Hierarchical Modeling for Improving Causal Estimate Robustness

In this post, I will be modeling price and cross elasticity with the data generated from the previous post. If you're reading this blog for the first time and would like to check out on my older posts related to pricing, you can view all the posts here.

About the dataset. The dataset is a synthetic time series for three interrelated products, incorporating price elasticity and cross elasticity dynamics. It simulates daily demand over three years, including other components such as trend, seasonality and holidays.

1. Approach

Here I will be exploring modeling with Bayesian regression models. I will (1) build local models to estimate elasticities for each of the three products, and (2) build a single global hierarchical model and estimate elasticities for all products at once. I'll compare and analyze these estimates, then briefly discuss about the results, and finally suggest how we can take that feedback to improve our Bayesian models.

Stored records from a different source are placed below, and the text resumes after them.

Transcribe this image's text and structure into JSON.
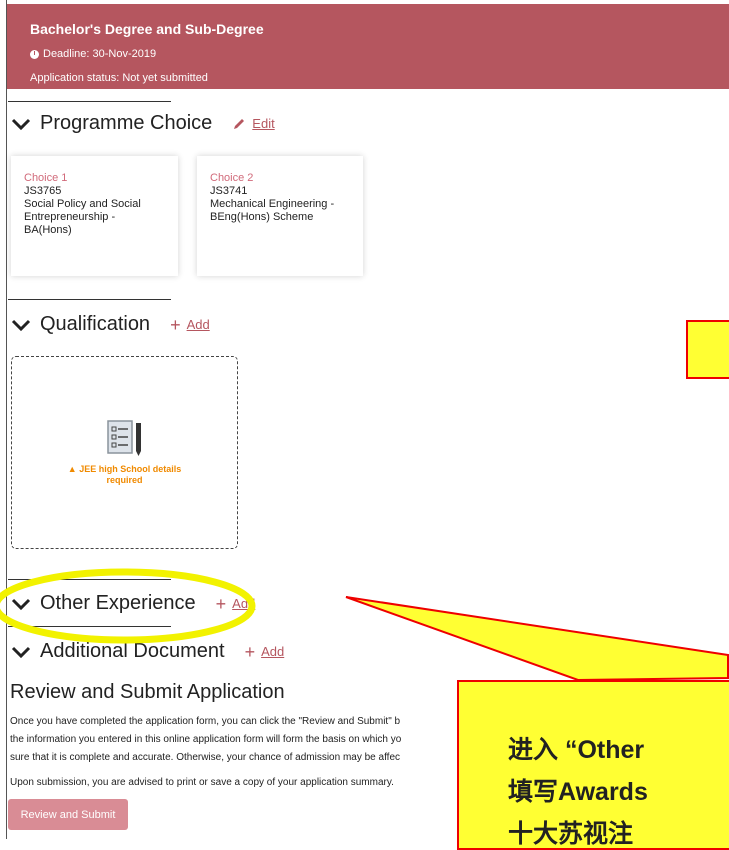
{
  "banner": {
    "title": "Bachelor's Degree and Sub-Degree",
    "deadline": "Deadline: 30-Nov-2019",
    "status": "Application status: Not yet submitted",
    "color": "#b5565f"
  },
  "sections": {
    "programme": {
      "label": "Programme Choice",
      "action": "Edit"
    },
    "qualification": {
      "label": "Qualification",
      "action": "Add"
    },
    "other": {
      "label": "Other Experience",
      "action": "Add"
    },
    "additional": {
      "label": "Additional Document",
      "action": "Add"
    }
  },
  "choices": [
    {
      "label": "Choice 1",
      "code": "JS3765",
      "programme_lines": [
        "Social Policy and Social",
        "Entrepreneurship -",
        "BA(Hons)"
      ]
    },
    {
      "label": "Choice 2",
      "code": "JS3741",
      "programme_lines": [
        "Mechanical Engineering -",
        "BEng(Hons) Scheme"
      ]
    }
  ],
  "qualification_box": {
    "warning_lines": [
      "JEE high School details",
      "required"
    ]
  },
  "review": {
    "title": "Review and Submit Application",
    "paragraph_lines": [
      "Once you have completed the application form, you can click the \"Review and Submit\" b",
      "the information you entered in this online application form will form the basis on which yo",
      "sure that it is complete and accurate. Otherwise, your chance of admission may be affec"
    ],
    "paragraph2": "Upon submission, you are advised to print or save a copy of your application summary.",
    "button": "Review and Submit"
  },
  "annotation": {
    "lines": [
      "进入 “Other",
      "填写Awards",
      "十大苏视注"
    ],
    "highlight_color": "#ffff33",
    "border_color": "#e00000"
  }
}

In order to generate more comparable results, I've introduced a relatively high level of noise of err_std = 80, to allow coefficients to be estimated with larger confidence interval for comparison among the methods.

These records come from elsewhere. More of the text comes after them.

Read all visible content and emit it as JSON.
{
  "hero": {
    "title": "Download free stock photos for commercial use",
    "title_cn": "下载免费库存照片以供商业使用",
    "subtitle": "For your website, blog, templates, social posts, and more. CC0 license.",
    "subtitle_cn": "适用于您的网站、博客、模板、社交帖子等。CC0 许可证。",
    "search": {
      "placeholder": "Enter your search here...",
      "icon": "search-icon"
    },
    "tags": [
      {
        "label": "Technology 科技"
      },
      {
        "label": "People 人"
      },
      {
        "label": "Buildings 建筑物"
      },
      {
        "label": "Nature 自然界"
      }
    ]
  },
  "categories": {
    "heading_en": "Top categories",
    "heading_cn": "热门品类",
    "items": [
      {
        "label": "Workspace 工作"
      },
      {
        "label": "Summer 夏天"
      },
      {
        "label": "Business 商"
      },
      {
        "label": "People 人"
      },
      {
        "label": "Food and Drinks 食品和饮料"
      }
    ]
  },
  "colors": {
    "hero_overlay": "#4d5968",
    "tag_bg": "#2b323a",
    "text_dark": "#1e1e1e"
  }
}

About Bayesian Hierarchical Modeling

Bayesian Hierarchical Modeling is a statistical approach that uses Bayesian inference to analyze data with a multi-level structure. It is particularly useful when the data can be grouped or nested, such as sales data across regions, student performance across schools, or demand across product categories. In this framework:

Hierarchical Structure. Models incorporate both group-level (global) parameters and individual-level (local) parameters, capturing variations within and between groups.
Uncertainty Quantification. Prior beliefs about parameters are combined with observed data to update beliefs (posterior distributions), enabling uncertainty quantification at all levels.
Pooling. By sharing information across groups (partial pooling), the model avoids overfitting and improves robustness, especially for smaller datasets.

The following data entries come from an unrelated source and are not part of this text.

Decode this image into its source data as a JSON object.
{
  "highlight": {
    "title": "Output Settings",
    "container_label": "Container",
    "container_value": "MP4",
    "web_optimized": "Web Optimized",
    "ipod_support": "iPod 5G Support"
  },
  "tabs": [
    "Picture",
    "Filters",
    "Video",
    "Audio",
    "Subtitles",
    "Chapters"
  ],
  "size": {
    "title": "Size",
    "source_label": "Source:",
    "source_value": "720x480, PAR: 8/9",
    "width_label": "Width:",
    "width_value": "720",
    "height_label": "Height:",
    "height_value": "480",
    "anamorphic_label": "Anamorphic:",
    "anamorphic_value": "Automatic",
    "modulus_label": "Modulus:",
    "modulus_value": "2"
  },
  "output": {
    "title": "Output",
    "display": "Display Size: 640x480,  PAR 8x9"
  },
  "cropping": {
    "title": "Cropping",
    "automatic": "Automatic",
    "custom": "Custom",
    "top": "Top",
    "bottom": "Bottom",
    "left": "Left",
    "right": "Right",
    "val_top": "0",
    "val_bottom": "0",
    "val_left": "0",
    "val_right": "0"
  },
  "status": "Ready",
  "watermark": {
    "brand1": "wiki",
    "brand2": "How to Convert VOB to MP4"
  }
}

Bayesian Hierarchical Models are widely applied in fields like marketing, healthcare, and education for tasks such as demand forecasting, causal inference, and personalized recommendations. They provide flexibility, interpretability, and a principled way for estimating effects and quantifying uncertainty.

2. Code Implementation

Here I'll just dive straight into the final code implementation. The Bayesian Workflow, written in one of my previous posts, is mainly the approach on how I select priors and construct the model gradually.

2.1 Local Models

Figure 1a. Bayesian Regression Model (Local)

def run_local_model(
    t, fourier_features, ln_price, ln_price_s1, ln_price_s2, y_obs
):
    """
    Run a Bayesian Local Model for demand forecasting using PyMC.

    Parameters:
    ----------
    t : ndarray
        Time index representing the progression of time.
    fourier_features : ndarray
        Matrix of Fourier-transformed seasonal components (e.g., sine and cosine terms) for capturing seasonality.
    ln_price : ndarray
        Logarithm of the price of the primary product being modeled.
    ln_price_s1 : ndarray
        Logarithm of the price of substitute product 1, used to model cross-elasticity effects.
    ln_price_s2 : ndarray
        Logarithm of the price of substitute product 2, used to model cross-elasticity effects.
    y_obs : ndarray
        Observed demand data for the primary product.

    Returns:
    -------
    idata_single : arviz.InferenceData
        Inference data object containing posterior samples, prior samples, and posterior predictive checks.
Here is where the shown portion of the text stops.